British Pub Confederation chair Mulholland described the current system as “nonsensical”. When two licensees came to him for help due to roadworks disruption in the village of Pool-in-Wharfedale, West Yorkshire, the MP decided to speak to local councillors.

“At the time there certainly wasn’t an understanding of the impact and what damage it could have on a pub,” he explained.

The village is on a main road between Harrogate and Bradford. “The road is very busy with a lot of passing traffic. Suddenly when it’s cut off, you’ve only got locals really, and you lose Sunday lunch trade,” Mulholland said.

“It was clear council officers just didn’t have the understanding of the impact it has on those businesses.
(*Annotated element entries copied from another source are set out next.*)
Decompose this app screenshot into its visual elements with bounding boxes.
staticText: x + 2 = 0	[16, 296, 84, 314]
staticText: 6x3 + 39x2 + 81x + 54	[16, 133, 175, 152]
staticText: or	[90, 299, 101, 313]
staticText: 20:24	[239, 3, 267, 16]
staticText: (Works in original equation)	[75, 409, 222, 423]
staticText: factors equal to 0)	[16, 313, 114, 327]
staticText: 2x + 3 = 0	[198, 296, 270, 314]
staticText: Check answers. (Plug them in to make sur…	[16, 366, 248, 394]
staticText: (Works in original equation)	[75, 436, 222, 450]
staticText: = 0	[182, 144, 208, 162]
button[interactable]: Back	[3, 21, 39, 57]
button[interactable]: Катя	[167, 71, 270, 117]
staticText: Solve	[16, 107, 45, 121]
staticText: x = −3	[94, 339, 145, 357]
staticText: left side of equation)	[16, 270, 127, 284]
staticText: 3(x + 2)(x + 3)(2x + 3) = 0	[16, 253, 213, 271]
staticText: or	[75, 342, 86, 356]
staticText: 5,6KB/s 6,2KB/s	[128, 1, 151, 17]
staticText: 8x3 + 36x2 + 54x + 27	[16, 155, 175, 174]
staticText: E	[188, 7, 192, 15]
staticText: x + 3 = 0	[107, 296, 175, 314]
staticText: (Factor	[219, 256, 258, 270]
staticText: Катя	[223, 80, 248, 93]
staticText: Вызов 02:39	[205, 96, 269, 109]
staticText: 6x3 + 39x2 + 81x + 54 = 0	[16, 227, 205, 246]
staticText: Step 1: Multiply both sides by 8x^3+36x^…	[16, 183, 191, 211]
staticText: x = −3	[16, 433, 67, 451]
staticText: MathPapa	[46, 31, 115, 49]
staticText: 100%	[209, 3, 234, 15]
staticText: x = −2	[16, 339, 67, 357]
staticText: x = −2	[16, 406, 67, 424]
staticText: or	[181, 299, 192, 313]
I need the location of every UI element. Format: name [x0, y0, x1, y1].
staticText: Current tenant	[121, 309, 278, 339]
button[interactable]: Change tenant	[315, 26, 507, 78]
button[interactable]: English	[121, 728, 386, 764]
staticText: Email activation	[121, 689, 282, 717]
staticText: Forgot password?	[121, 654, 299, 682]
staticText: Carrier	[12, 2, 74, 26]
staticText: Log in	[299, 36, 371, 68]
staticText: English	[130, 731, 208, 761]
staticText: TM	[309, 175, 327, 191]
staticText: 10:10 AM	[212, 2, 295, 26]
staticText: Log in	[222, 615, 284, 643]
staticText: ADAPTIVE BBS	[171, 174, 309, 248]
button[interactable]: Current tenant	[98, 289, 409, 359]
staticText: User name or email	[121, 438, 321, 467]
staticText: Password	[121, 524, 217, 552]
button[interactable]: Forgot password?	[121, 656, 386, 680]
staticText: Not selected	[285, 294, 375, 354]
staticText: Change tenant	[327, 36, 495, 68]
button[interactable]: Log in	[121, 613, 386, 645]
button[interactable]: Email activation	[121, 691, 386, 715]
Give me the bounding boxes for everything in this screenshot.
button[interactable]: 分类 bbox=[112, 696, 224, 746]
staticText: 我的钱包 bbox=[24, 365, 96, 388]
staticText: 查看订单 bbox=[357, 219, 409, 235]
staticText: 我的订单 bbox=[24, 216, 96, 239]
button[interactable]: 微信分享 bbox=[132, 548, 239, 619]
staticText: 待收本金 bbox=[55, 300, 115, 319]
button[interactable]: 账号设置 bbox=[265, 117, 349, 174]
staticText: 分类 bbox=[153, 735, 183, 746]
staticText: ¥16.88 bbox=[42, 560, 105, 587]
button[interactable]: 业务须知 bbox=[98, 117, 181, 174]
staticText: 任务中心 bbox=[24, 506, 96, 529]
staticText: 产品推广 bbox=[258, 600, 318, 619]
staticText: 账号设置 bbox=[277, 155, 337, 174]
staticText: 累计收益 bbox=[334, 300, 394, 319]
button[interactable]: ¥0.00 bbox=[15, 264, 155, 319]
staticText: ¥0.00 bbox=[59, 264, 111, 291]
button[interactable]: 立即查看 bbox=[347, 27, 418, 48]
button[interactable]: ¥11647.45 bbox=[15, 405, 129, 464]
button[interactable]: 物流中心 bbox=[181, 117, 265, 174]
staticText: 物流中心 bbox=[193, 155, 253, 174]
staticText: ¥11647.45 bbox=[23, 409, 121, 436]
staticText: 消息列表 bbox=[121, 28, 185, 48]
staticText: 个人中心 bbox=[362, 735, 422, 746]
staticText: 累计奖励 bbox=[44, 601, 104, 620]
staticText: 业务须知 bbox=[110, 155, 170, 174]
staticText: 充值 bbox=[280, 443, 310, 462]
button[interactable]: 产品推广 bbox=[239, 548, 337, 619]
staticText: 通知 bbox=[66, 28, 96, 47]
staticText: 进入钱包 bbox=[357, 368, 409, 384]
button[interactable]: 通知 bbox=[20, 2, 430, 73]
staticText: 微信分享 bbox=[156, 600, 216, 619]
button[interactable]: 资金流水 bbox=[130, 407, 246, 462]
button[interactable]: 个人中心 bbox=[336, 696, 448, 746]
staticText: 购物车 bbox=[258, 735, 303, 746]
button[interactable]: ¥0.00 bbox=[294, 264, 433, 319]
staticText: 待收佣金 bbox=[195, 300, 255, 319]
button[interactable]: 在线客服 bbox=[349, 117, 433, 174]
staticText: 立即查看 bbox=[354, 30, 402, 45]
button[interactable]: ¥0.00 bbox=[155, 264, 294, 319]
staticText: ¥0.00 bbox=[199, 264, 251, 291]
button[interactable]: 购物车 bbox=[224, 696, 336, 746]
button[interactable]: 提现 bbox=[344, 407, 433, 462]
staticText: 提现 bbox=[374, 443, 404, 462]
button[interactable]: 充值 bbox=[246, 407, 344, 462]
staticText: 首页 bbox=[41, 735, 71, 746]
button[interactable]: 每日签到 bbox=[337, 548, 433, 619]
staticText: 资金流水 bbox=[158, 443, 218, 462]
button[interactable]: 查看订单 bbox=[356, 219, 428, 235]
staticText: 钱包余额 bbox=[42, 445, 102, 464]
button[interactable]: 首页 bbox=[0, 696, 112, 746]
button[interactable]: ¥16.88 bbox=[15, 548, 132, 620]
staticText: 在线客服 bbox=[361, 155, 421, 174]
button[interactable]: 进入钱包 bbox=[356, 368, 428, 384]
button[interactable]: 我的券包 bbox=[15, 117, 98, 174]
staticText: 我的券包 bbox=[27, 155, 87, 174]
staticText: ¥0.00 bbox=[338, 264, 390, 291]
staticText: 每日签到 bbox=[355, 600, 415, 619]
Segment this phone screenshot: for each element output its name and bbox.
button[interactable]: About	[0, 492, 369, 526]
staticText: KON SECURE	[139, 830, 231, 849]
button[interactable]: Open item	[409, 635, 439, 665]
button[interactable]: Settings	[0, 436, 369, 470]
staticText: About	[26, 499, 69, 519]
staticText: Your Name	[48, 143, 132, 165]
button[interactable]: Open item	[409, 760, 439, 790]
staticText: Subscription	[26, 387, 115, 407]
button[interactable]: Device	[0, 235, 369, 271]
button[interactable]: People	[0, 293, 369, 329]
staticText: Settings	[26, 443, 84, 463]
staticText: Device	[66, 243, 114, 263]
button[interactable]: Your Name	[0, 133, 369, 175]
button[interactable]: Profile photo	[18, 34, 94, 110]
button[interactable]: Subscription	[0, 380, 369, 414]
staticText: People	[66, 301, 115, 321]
I think it’s
probably indicative of council offices around the country not really understanding the impact it’s having.”

Local authorities have discretionary powers to offer compensation, but they are strapped for cash and often have little motivation to do so.

Blue Parrot

Damage to pub businesses can be a result of highways maintenance, energy and water works or major transport schemes, which can be the responsibility of a wide range of agencies.

Right avenue

Licensees have often struggled to find the right avenue to look for help​ and frequently hit a brick wall when seeking compensation.


Highways authorities have no obligation to compensate businesses affected by roadworks schemes.

Licensees can seek help from the valuation office agency​ to seek reduced business rates, but publicans and business rates experts have told the MA​ the system is arduous and time-consuming, often leading to minimal results.

Loopholes and expenses

Finally, there are conditions in which energy and water companies undertaking works should pay compensation​, but the burden is on the business owner to negotiate a system fraught with loopholes and expenses that are off-putting to single-site licensees.

The campaign wants the Government to reform the way local businesses receive compensation into a simple, transparent process and increase the amount businesses receive.

It has gathered support​ from trade bodies the British Beer and Pub Association, the Association of Licensed Multiple Retailers and the British Institute of Innkeeping. The problem extends across sectors, with small business owners of all types struggling, which is why The Morning Advertiser​ has teamed up with sister title Convenience Store​ for the campaign​.